Affirmation: When you feel like complaining
Originally published: February 18, 2020
Something I've noticed a lot more lately, with all my practice meditating and observing my thoughts, is how many times a day a complaint will run across my mind. I know I'm not the only one! Often it is a habitual way of starting a conversation. It can sound something like, "Today was exhausting!" or "I was so annoyed today at work because..." Most of the time, if I say the thought aloud, especially if someone is around to listen, it is not only accepted, but also greeted and returned with yet another complaint. This energy exchange may feel comforting because, well, someone can validate what a bad day I had, and that feels good, right?

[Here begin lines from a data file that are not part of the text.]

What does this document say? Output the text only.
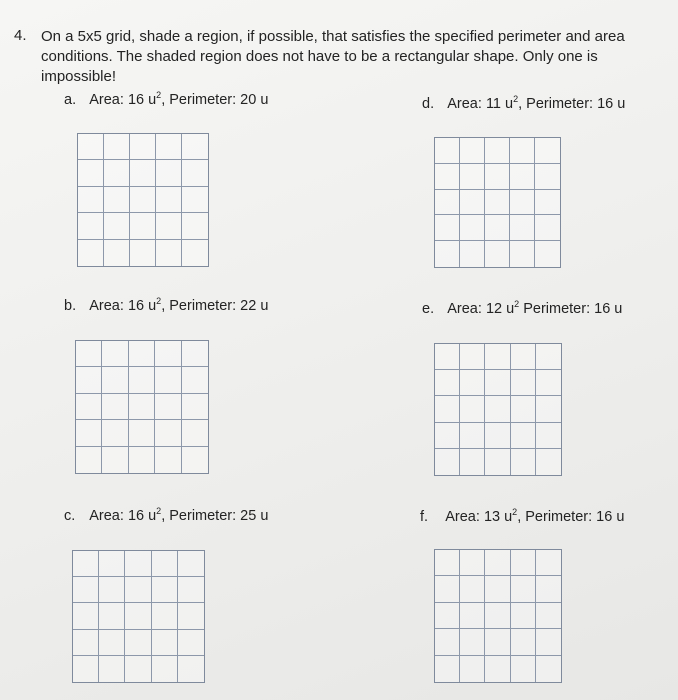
4. On a 5x5 grid, shade a region, if possible, that satisfies the specified perimeter and area conditions. The shaded region does not have to be a rectangular shape. Only one is impossible!
a. Area: 16 $u^2$, Perimeter: 20 u	d. Area: 11 $u^2$, Perimeter: 16 u
b. Area: 16 $u^2$, Perimeter: 22 u	e. Area: 12 $u^2$ Perimeter: 16 u
c. Area: 16 $u^2$, Perimeter: 25 u	f. Area: 13 $u^2$, Perimeter: 16 u
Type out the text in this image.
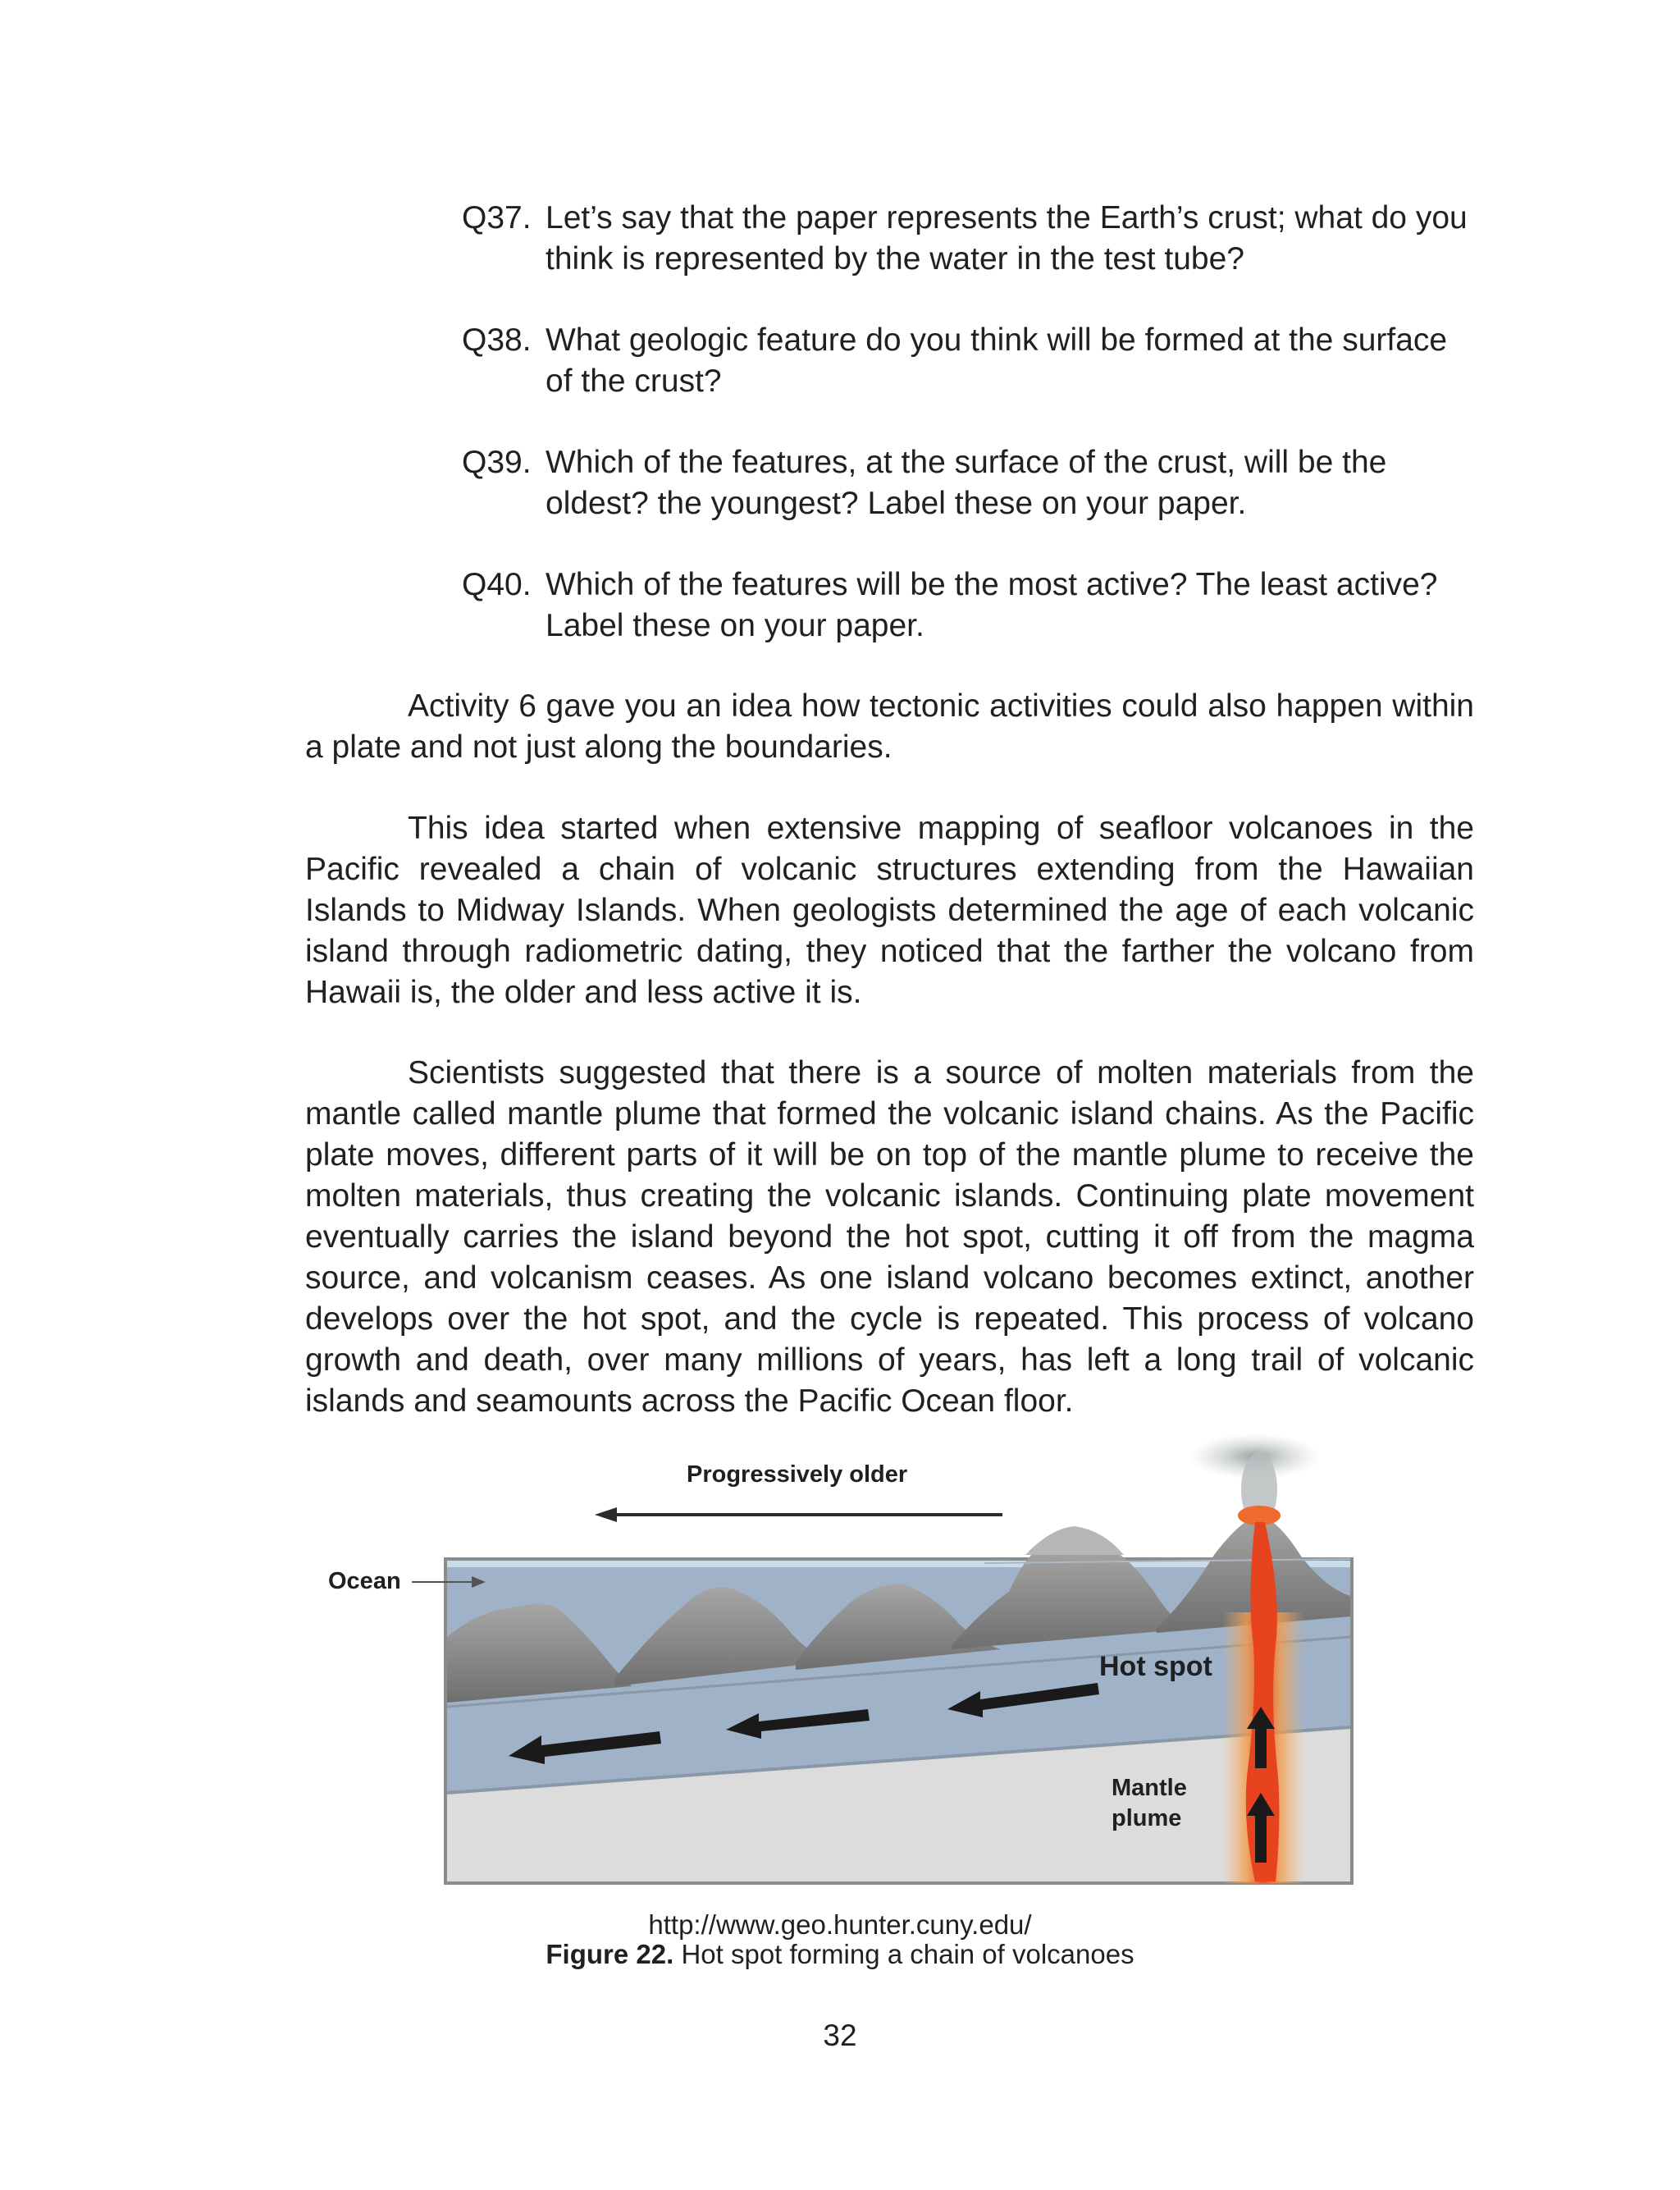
Q37. Let’s say that the paper represents the Earth’s crust; what do you think is represented by the water in the test tube?
Q38. What geologic feature do you think will be formed at the surface of the crust?
Q39. Which of the features, at the surface of the crust, will be the oldest? the youngest? Label these on your paper.
Q40. Which of the features will be the most active? The least active? Label these on your paper.
Activity 6 gave you an idea how tectonic activities could also happen within a plate and not just along the boundaries.
This idea started when extensive mapping of seafloor volcanoes in the Pacific revealed a chain of volcanic structures extending from the Hawaiian Islands to Midway Islands. When geologists determined the age of each volcanic island through radiometric dating, they noticed that the farther the volcano from Hawaii is, the older and less active it is.
Scientists suggested that there is a source of molten materials from the mantle called mantle plume that formed the volcanic island chains. As the Pacific plate moves, different parts of it will be on top of the mantle plume to receive the molten materials, thus creating the volcanic islands. Continuing plate movement eventually carries the island beyond the hot spot, cutting it off from the magma source, and volcanism ceases. As one island volcano becomes extinct, another develops over the hot spot, and the cycle is repeated. This process of volcano growth and death, over many millions of years, has left a long trail of volcanic islands and seamounts across the Pacific Ocean floor.
Progressively older
Ocean
Hot spot
Mantle
plume
http://www.geo.hunter.cuny.edu/
Figure 22. Hot spot forming a chain of volcanoes
32
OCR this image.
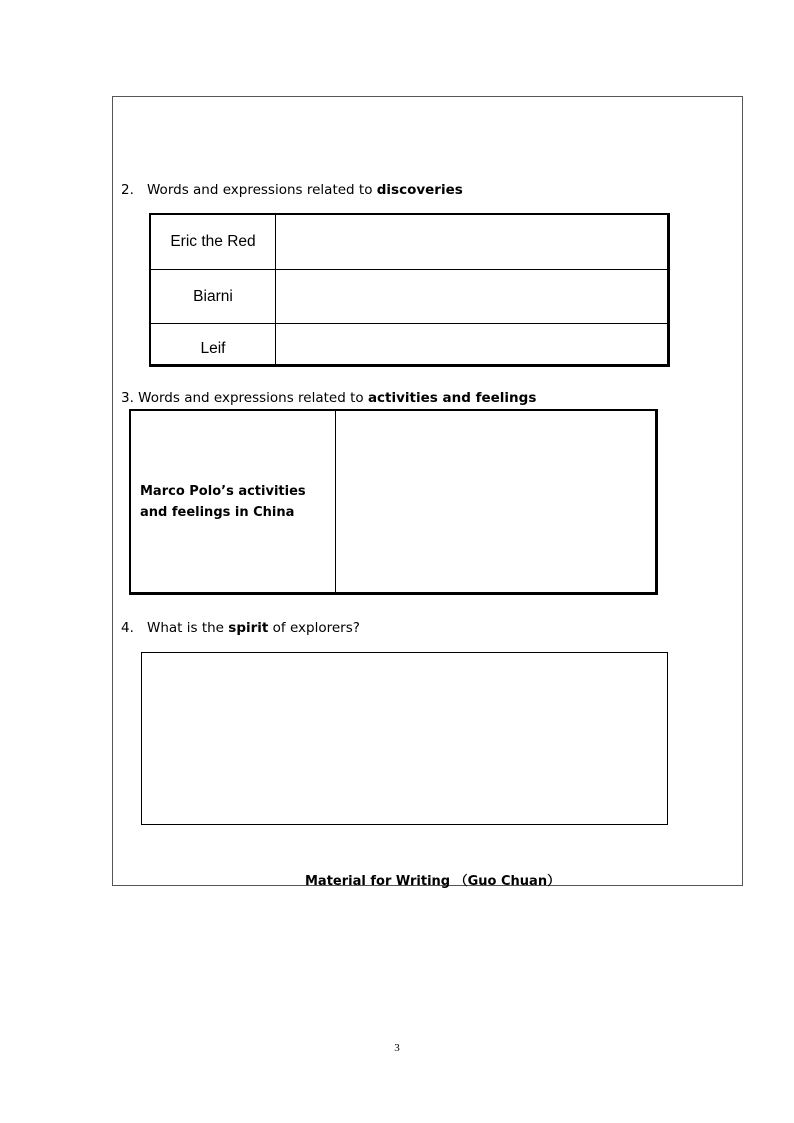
2. Words and expressions related to discoveries
Eric the Red
Biarni
Leif
3. Words and expressions related to activities and feelings
Marco Polo’s activities
and feelings in China
4. What is the spirit of explorers?
Material for Writing （Guo Chuan）
3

But I have also been noticing that it will only spiral and then the conversation eventually becomes heavy and I am left with more than I came to unpack. It really dawned on me that even though having a not-so-good experience could potentially be relatable and spark a connection, it is not the type of connection I want to have.
It goes beyond just venting with family and friends. The most important relationship is the one we have with ourselves, and we are with ourselves 24/7. Those thoughts, even the ones we think in our mind on the car ride home, manifest their way into the subconscious, where they deeply burrow and begin to fester.
I'm learning to auto-correct myself whenever I feel the itch to say something negative. It feels really good to shift into a new and fresh perspective. As soon as I do, and it take a few repetitions, I begin to feel renewed.
When I feel a complaint coming on, I switch to this, "I appreciate my experience". Suddenly I have a sense of gratitude, even for the things that were annoying and unbearable.
I am not saying that we should not feel negative emotions or somehow become numb to the things that bother us. I am simply saying that shifting our mindset will make those things seem less big and impactful in a negative way, and instead create a sense of compassion, understanding and appreciation for the experience.
In other words, we can leave the negative emotion behind and move forward with the lesson learned, no matter what the situation could be.
Give it a try and see how it feels. Start with, "Today I really appreciated my experience because it taught me XYZ". It may take some getting used to, but the more you practice, the easier and faster you begin to catch yourself in those moments. The more you work on auto-correcting the thoughts, the more you can uplift those around you and begin to share more worthwhile stories with others.
One last thing - do not be hard on yourself. Sometimes we need to express exactly what we are feeling. Rather than be harsh and think that you are a bad person for complaining, use the affirmation to reframe the situation and remember that every experience can bring something good if you allow yourself to be open to it.